Markets that have been beaten down by a strong US dollar and reduced foreign direct investment (FDI) have welcomed the developments of early 2023. China can now catch up for lost time on its Belt and Road Initiative, and stocks languishing in the shade of zero-COVID are pre-empting a new dawn.
Closer to home
Highlighting the perception that the Chinese market is today more attractive than three weeks ago, prominent Chinese vendors Fortescue Metals Group Ltd ASX:FMG (FMG) has climbed 9.5% in 2023, with BlueScope Steel Ltd ASX:BSL (BSL) being up 12.7% on the year.
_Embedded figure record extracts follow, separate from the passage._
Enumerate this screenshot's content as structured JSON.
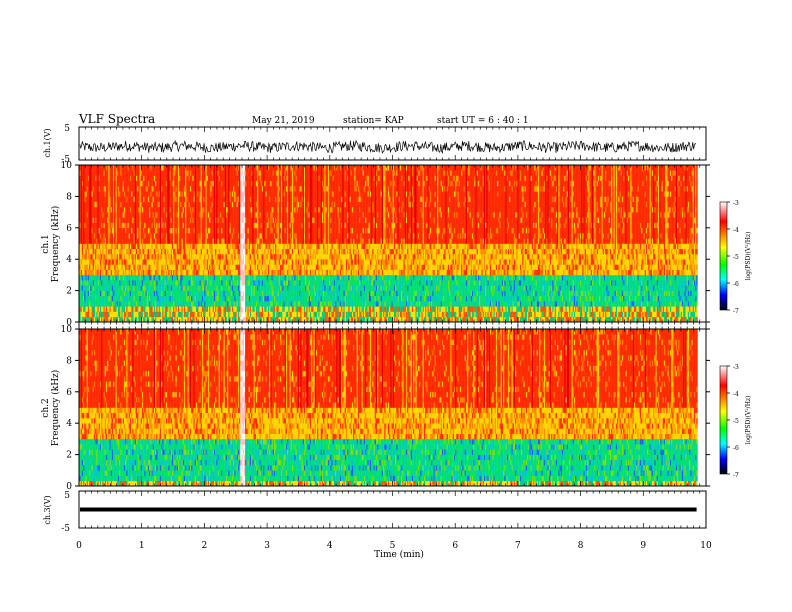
{
  "header": {
    "title": "VLF Spectra",
    "date": "May 21, 2019",
    "station": "station= KAP",
    "start_ut": "start  UT =  6 : 40 : 1"
  },
  "chart_data": [
    {
      "type": "line",
      "panel": "ch1-waveform",
      "ylabel": "ch.1(V)",
      "ylim": [
        -5,
        5
      ],
      "ytick_labels": [
        "5",
        "-5"
      ],
      "xlim": [
        0,
        10
      ],
      "description_values": "noisy waveform centered near -1 V, amplitude roughly ±1.5 V, spanning 0 to ~9.8 min"
    },
    {
      "type": "heatmap",
      "panel": "ch1-spectrogram",
      "ylabel_line1": "ch.1",
      "ylabel_line2": "Frequency (kHz)",
      "ylim": [
        0,
        10
      ],
      "ytick_labels": [
        "10",
        "8",
        "6",
        "4",
        "2",
        "0"
      ],
      "xlim": [
        0,
        10
      ],
      "data_end_min": 9.85,
      "bands": [
        {
          "from_khz": 5.0,
          "to_khz": 10.0,
          "level": "red (≈ -4)"
        },
        {
          "from_khz": 3.0,
          "to_khz": 5.0,
          "level": "yellow/orange (≈ -4.5)"
        },
        {
          "from_khz": 1.0,
          "to_khz": 3.0,
          "level": "green/cyan (≈ -5.5)"
        },
        {
          "from_khz": 0.0,
          "to_khz": 1.0,
          "level": "mixed yellow/red"
        }
      ],
      "bright_vertical_event_min": 2.6,
      "colorbar": {
        "label": "log(PSD)(V²/Hz)",
        "ticks": [
          "-3",
          "-4",
          "-5",
          "-6",
          "-7"
        ],
        "colors": [
          "#ffffff",
          "#ff0000",
          "#ffff00",
          "#00ff00",
          "#00ffff",
          "#0000ff",
          "#000000"
        ]
      }
    },
    {
      "type": "heatmap",
      "panel": "ch2-spectrogram",
      "ylabel_line1": "ch.2",
      "ylabel_line2": "Frequency (kHz)",
      "ylim": [
        0,
        10
      ],
      "ytick_labels": [
        "10",
        "8",
        "6",
        "4",
        "2",
        "0"
      ],
      "xlim": [
        0,
        10
      ],
      "data_end_min": 9.85,
      "bands": [
        {
          "from_khz": 5.0,
          "to_khz": 10.0,
          "level": "red (≈ -4)"
        },
        {
          "from_khz": 3.0,
          "to_khz": 5.0,
          "level": "yellow/orange (≈ -4.5)"
        },
        {
          "from_khz": 0.5,
          "to_khz": 3.0,
          "level": "green/cyan (≈ -5.5)"
        },
        {
          "from_khz": 0.0,
          "to_khz": 0.5,
          "level": "mixed yellow/red"
        }
      ],
      "bright_vertical_event_min": 2.6,
      "colorbar": {
        "label": "log(PSD)(V²/Hz)",
        "ticks": [
          "-3",
          "-4",
          "-5",
          "-6",
          "-7"
        ],
        "colors": [
          "#ffffff",
          "#ff0000",
          "#ffff00",
          "#00ff00",
          "#00ffff",
          "#0000ff",
          "#000000"
        ]
      }
    },
    {
      "type": "line",
      "panel": "ch3-waveform",
      "ylabel": "ch.3(V)",
      "ylim": [
        -5,
        5
      ],
      "ytick_labels": [
        "5",
        "-5"
      ],
      "xlim": [
        0,
        10
      ],
      "constant_value_v": 0,
      "data_end_min": 9.85
    }
  ],
  "xaxis": {
    "label": "Time  (min)",
    "ticks": [
      "0",
      "1",
      "2",
      "3",
      "4",
      "5",
      "6",
      "7",
      "8",
      "9",
      "10"
    ]
  }
}
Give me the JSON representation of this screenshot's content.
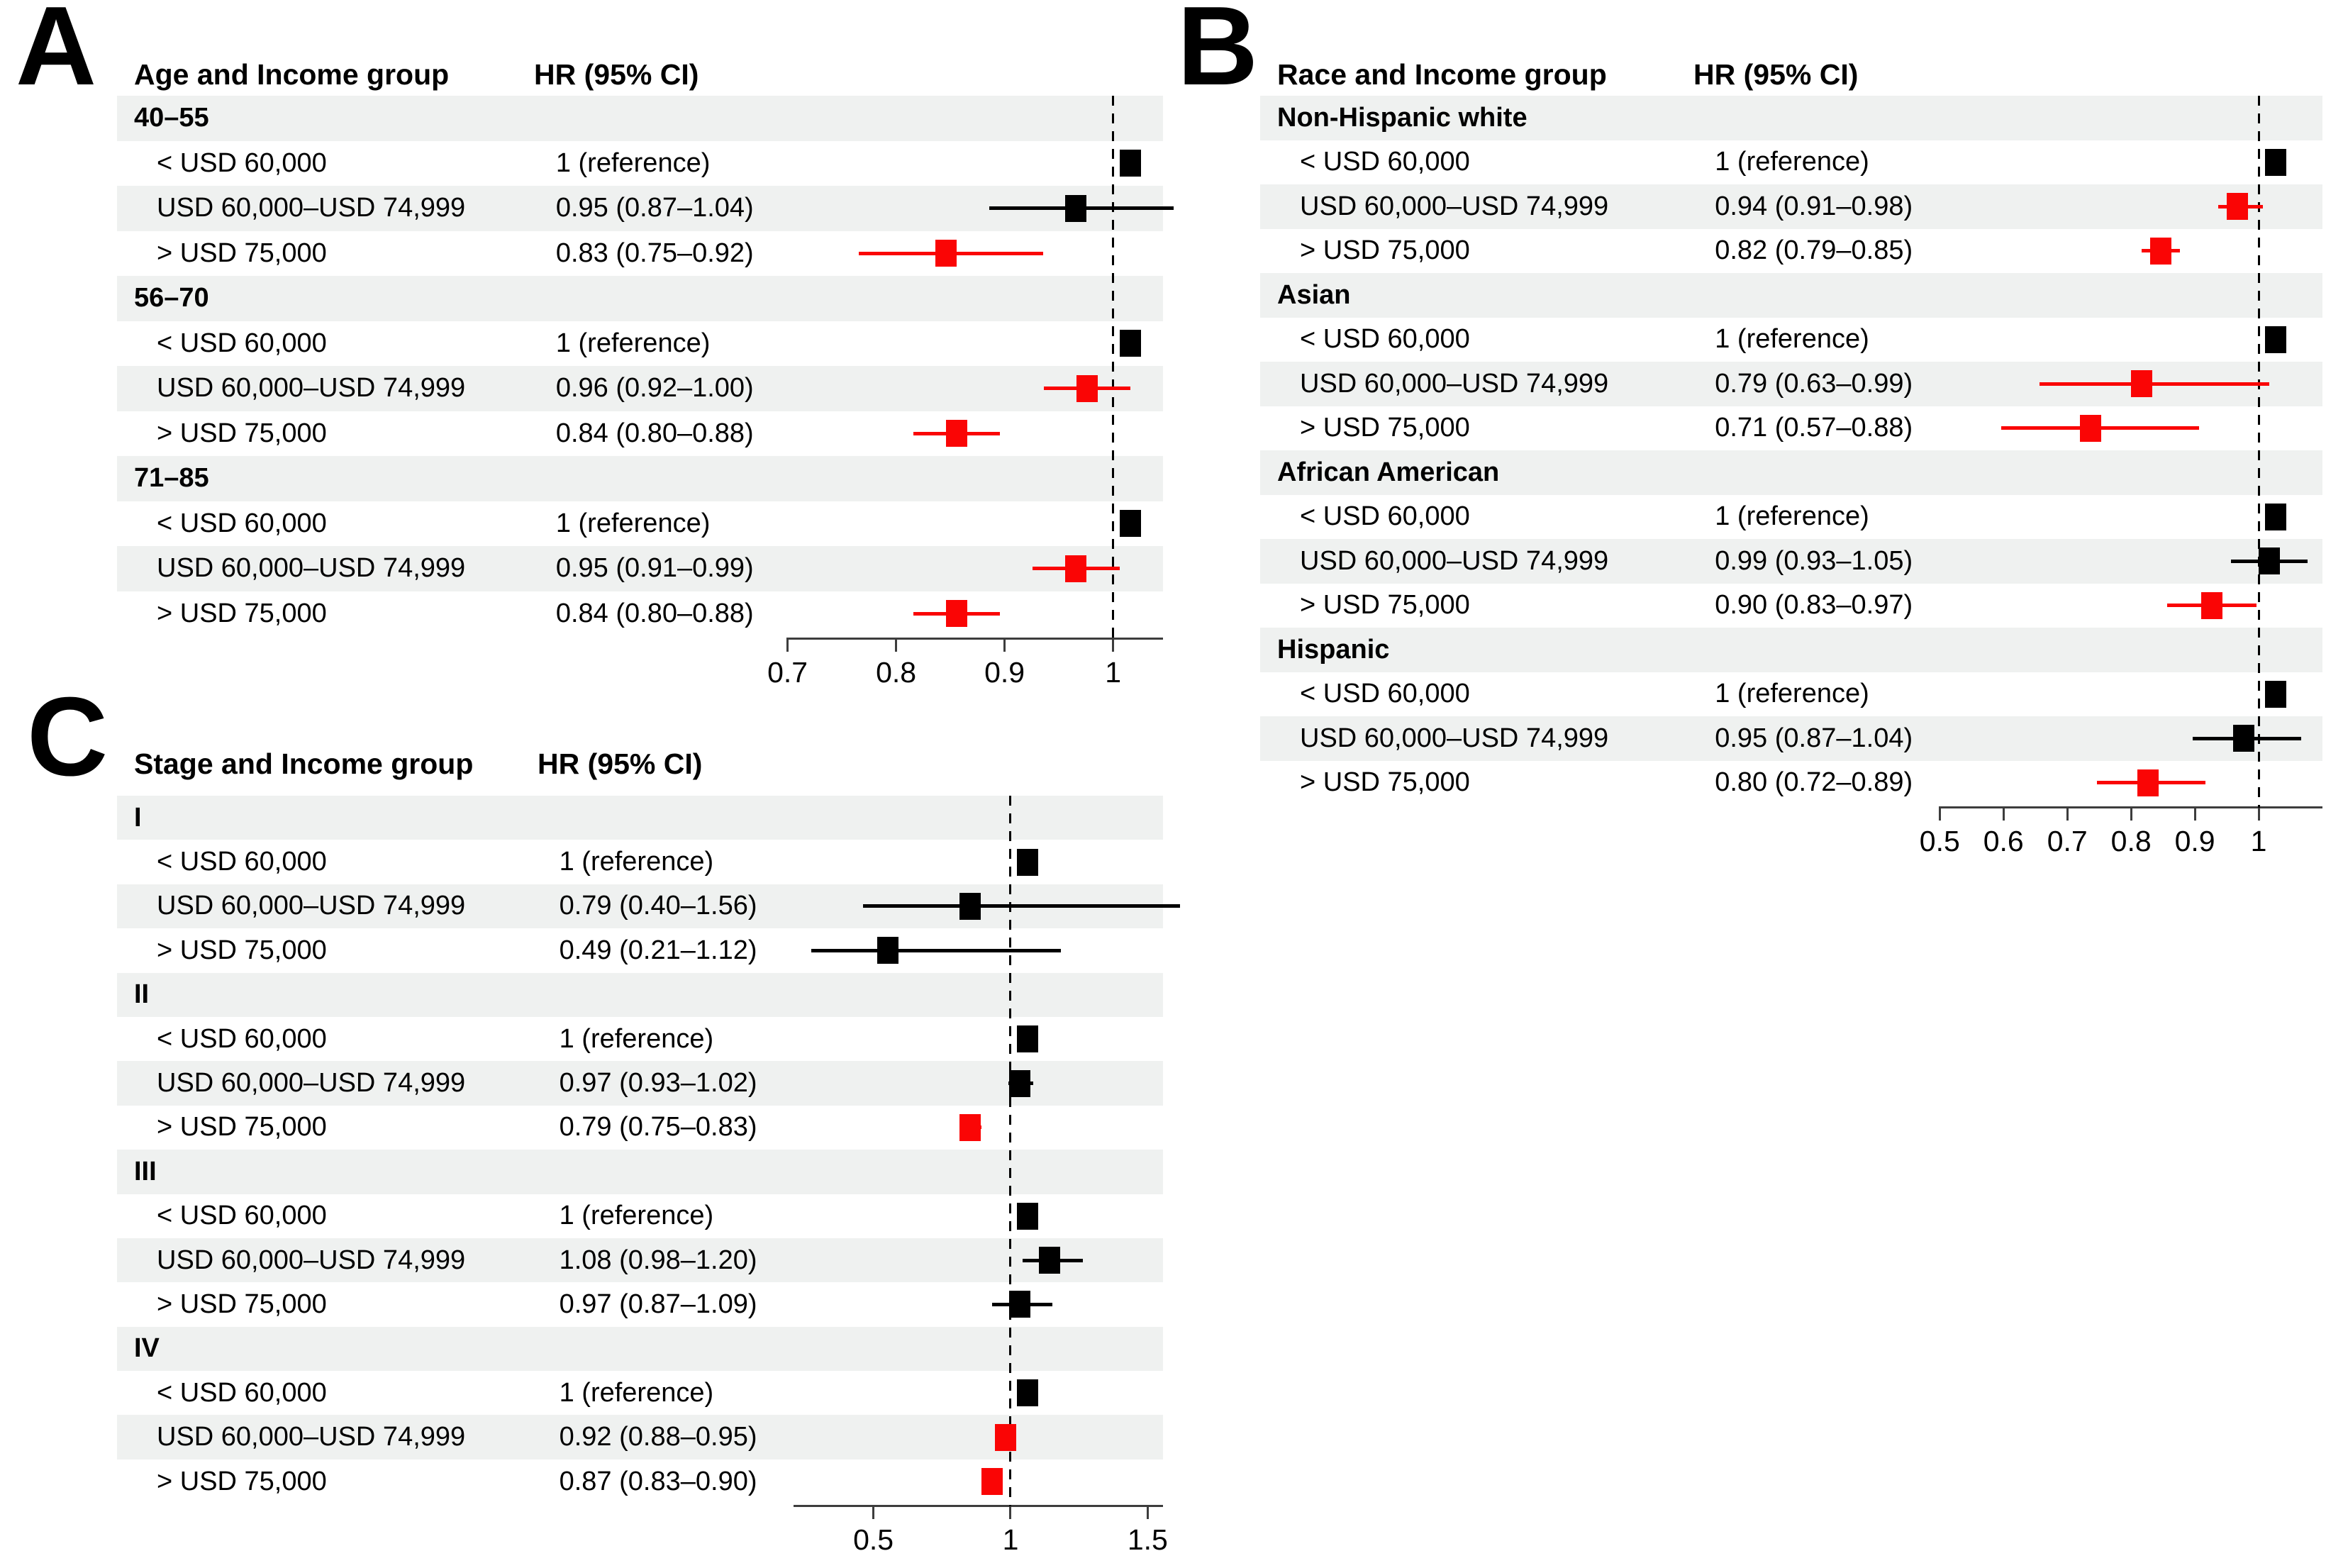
{
  "figure": {
    "colors": {
      "significant_marker": "#fa0505",
      "nonsignificant_marker": "#000000",
      "row_stripe": "#eff1f0",
      "axis_line": "#3d3d3d",
      "reference_dash": "#000000"
    }
  },
  "chart_data": [
    {
      "type": "forest",
      "panel": "A",
      "title": "Age and Income group",
      "hr_header": "HR (95% CI)",
      "axis": {
        "min": 0.68,
        "max": 1.046,
        "ticks": [
          0.7,
          0.8,
          0.9,
          1
        ],
        "tick_labels": [
          "0.7",
          "0.8",
          "0.9",
          "1"
        ],
        "reference_line": 1,
        "baseline_from": 0.7
      },
      "rows": [
        {
          "type": "group",
          "label": "40–55"
        },
        {
          "type": "item",
          "label": "< USD 60,000",
          "hr_text": "1 (reference)",
          "hr": 1,
          "reference": true
        },
        {
          "type": "item",
          "label": "USD 60,000–USD 74,999",
          "hr_text": "0.95 (0.87–1.04)",
          "hr": 0.95,
          "lo": 0.87,
          "hi": 1.04,
          "significant": false
        },
        {
          "type": "item",
          "label": "> USD 75,000",
          "hr_text": "0.83 (0.75–0.92)",
          "hr": 0.83,
          "lo": 0.75,
          "hi": 0.92,
          "significant": true
        },
        {
          "type": "group",
          "label": "56–70"
        },
        {
          "type": "item",
          "label": "< USD 60,000",
          "hr_text": "1 (reference)",
          "hr": 1,
          "reference": true
        },
        {
          "type": "item",
          "label": "USD 60,000–USD 74,999",
          "hr_text": "0.96 (0.92–1.00)",
          "hr": 0.96,
          "lo": 0.92,
          "hi": 1.0,
          "significant": true
        },
        {
          "type": "item",
          "label": "> USD 75,000",
          "hr_text": "0.84 (0.80–0.88)",
          "hr": 0.84,
          "lo": 0.8,
          "hi": 0.88,
          "significant": true
        },
        {
          "type": "group",
          "label": "71–85"
        },
        {
          "type": "item",
          "label": "< USD 60,000",
          "hr_text": "1 (reference)",
          "hr": 1,
          "reference": true
        },
        {
          "type": "item",
          "label": "USD 60,000–USD 74,999",
          "hr_text": "0.95 (0.91–0.99)",
          "hr": 0.95,
          "lo": 0.91,
          "hi": 0.99,
          "significant": true
        },
        {
          "type": "item",
          "label": "> USD 75,000",
          "hr_text": "0.84 (0.80–0.88)",
          "hr": 0.84,
          "lo": 0.8,
          "hi": 0.88,
          "significant": true
        }
      ]
    },
    {
      "type": "forest",
      "panel": "B",
      "title": "Race and Income group",
      "hr_header": "HR (95% CI)",
      "axis": {
        "min": 0.483,
        "max": 1.1,
        "ticks": [
          0.5,
          0.6,
          0.7,
          0.8,
          0.9,
          1
        ],
        "tick_labels": [
          "0.5",
          "0.6",
          "0.7",
          "0.8",
          "0.9",
          "1"
        ],
        "reference_line": 1,
        "baseline_from": 0.5
      },
      "rows": [
        {
          "type": "group",
          "label": "Non-Hispanic white"
        },
        {
          "type": "item",
          "label": "< USD 60,000",
          "hr_text": "1 (reference)",
          "hr": 1,
          "reference": true
        },
        {
          "type": "item",
          "label": "USD 60,000–USD 74,999",
          "hr_text": "0.94 (0.91–0.98)",
          "hr": 0.94,
          "lo": 0.91,
          "hi": 0.98,
          "significant": true
        },
        {
          "type": "item",
          "label": "> USD 75,000",
          "hr_text": "0.82 (0.79–0.85)",
          "hr": 0.82,
          "lo": 0.79,
          "hi": 0.85,
          "significant": true
        },
        {
          "type": "group",
          "label": "Asian"
        },
        {
          "type": "item",
          "label": "< USD 60,000",
          "hr_text": "1 (reference)",
          "hr": 1,
          "reference": true
        },
        {
          "type": "item",
          "label": "USD 60,000–USD 74,999",
          "hr_text": "0.79 (0.63–0.99)",
          "hr": 0.79,
          "lo": 0.63,
          "hi": 0.99,
          "significant": true
        },
        {
          "type": "item",
          "label": "> USD 75,000",
          "hr_text": "0.71 (0.57–0.88)",
          "hr": 0.71,
          "lo": 0.57,
          "hi": 0.88,
          "significant": true
        },
        {
          "type": "group",
          "label": "African American"
        },
        {
          "type": "item",
          "label": "< USD 60,000",
          "hr_text": "1 (reference)",
          "hr": 1,
          "reference": true
        },
        {
          "type": "item",
          "label": "USD 60,000–USD 74,999",
          "hr_text": "0.99 (0.93–1.05)",
          "hr": 0.99,
          "lo": 0.93,
          "hi": 1.05,
          "significant": false
        },
        {
          "type": "item",
          "label": "> USD 75,000",
          "hr_text": "0.90 (0.83–0.97)",
          "hr": 0.9,
          "lo": 0.83,
          "hi": 0.97,
          "significant": true
        },
        {
          "type": "group",
          "label": "Hispanic"
        },
        {
          "type": "item",
          "label": "< USD 60,000",
          "hr_text": "1 (reference)",
          "hr": 1,
          "reference": true
        },
        {
          "type": "item",
          "label": "USD 60,000–USD 74,999",
          "hr_text": "0.95 (0.87–1.04)",
          "hr": 0.95,
          "lo": 0.87,
          "hi": 1.04,
          "significant": false
        },
        {
          "type": "item",
          "label": "> USD 75,000",
          "hr_text": "0.80 (0.72–0.89)",
          "hr": 0.8,
          "lo": 0.72,
          "hi": 0.89,
          "significant": true
        }
      ]
    },
    {
      "type": "forest",
      "panel": "C",
      "title": "Stage and Income group",
      "hr_header": "HR (95% CI)",
      "axis": {
        "min": 0.108,
        "max": 1.556,
        "ticks": [
          0.5,
          1,
          1.5
        ],
        "tick_labels": [
          "0.5",
          "1",
          "1.5"
        ],
        "reference_line": 1,
        "baseline_from": 0.21
      },
      "rows": [
        {
          "type": "group",
          "label": "I"
        },
        {
          "type": "item",
          "label": "< USD 60,000",
          "hr_text": "1 (reference)",
          "hr": 1,
          "reference": true
        },
        {
          "type": "item",
          "label": "USD 60,000–USD 74,999",
          "hr_text": "0.79 (0.40–1.56)",
          "hr": 0.79,
          "lo": 0.4,
          "hi": 1.56,
          "significant": false
        },
        {
          "type": "item",
          "label": "> USD 75,000",
          "hr_text": "0.49 (0.21–1.12)",
          "hr": 0.49,
          "lo": 0.21,
          "hi": 1.12,
          "significant": false
        },
        {
          "type": "group",
          "label": "II"
        },
        {
          "type": "item",
          "label": "< USD 60,000",
          "hr_text": "1 (reference)",
          "hr": 1,
          "reference": true
        },
        {
          "type": "item",
          "label": "USD 60,000–USD 74,999",
          "hr_text": "0.97 (0.93–1.02)",
          "hr": 0.97,
          "lo": 0.93,
          "hi": 1.02,
          "significant": false
        },
        {
          "type": "item",
          "label": "> USD 75,000",
          "hr_text": "0.79 (0.75–0.83)",
          "hr": 0.79,
          "lo": 0.75,
          "hi": 0.83,
          "significant": true
        },
        {
          "type": "group",
          "label": "III"
        },
        {
          "type": "item",
          "label": "< USD 60,000",
          "hr_text": "1 (reference)",
          "hr": 1,
          "reference": true
        },
        {
          "type": "item",
          "label": "USD 60,000–USD 74,999",
          "hr_text": "1.08 (0.98–1.20)",
          "hr": 1.08,
          "lo": 0.98,
          "hi": 1.2,
          "significant": false
        },
        {
          "type": "item",
          "label": "> USD 75,000",
          "hr_text": "0.97 (0.87–1.09)",
          "hr": 0.97,
          "lo": 0.87,
          "hi": 1.09,
          "significant": false
        },
        {
          "type": "group",
          "label": "IV"
        },
        {
          "type": "item",
          "label": "< USD 60,000",
          "hr_text": "1 (reference)",
          "hr": 1,
          "reference": true
        },
        {
          "type": "item",
          "label": "USD 60,000–USD 74,999",
          "hr_text": "0.92 (0.88–0.95)",
          "hr": 0.92,
          "lo": 0.88,
          "hi": 0.95,
          "significant": true
        },
        {
          "type": "item",
          "label": "> USD 75,000",
          "hr_text": "0.87 (0.83–0.90)",
          "hr": 0.87,
          "lo": 0.83,
          "hi": 0.9,
          "significant": true
        }
      ]
    }
  ]
}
Despite the risk that commodities are starting to heat up again, international crude benchmark spot Brent is up 2.5% on the year, and local and international stock markets have largely welcomed the return to normality.
Chinese and, by extension, Australian stocks have welcomed the new year with zeal. The reopening of Chinese markets has done wonders for the mood across all emerging markets and even our own.
The general undercurrent of a strong Chinese consumer may even be enough to overcome a hot CPI reading on Wednesday but possibly not a dour GDP reading out of the US later in the day.
The broad uplift in emerging markets is yet to crystallise into earnings, and a few stocks will fall by the wayside in the coming months. For now, many are basking in the light cast by a resurgent China.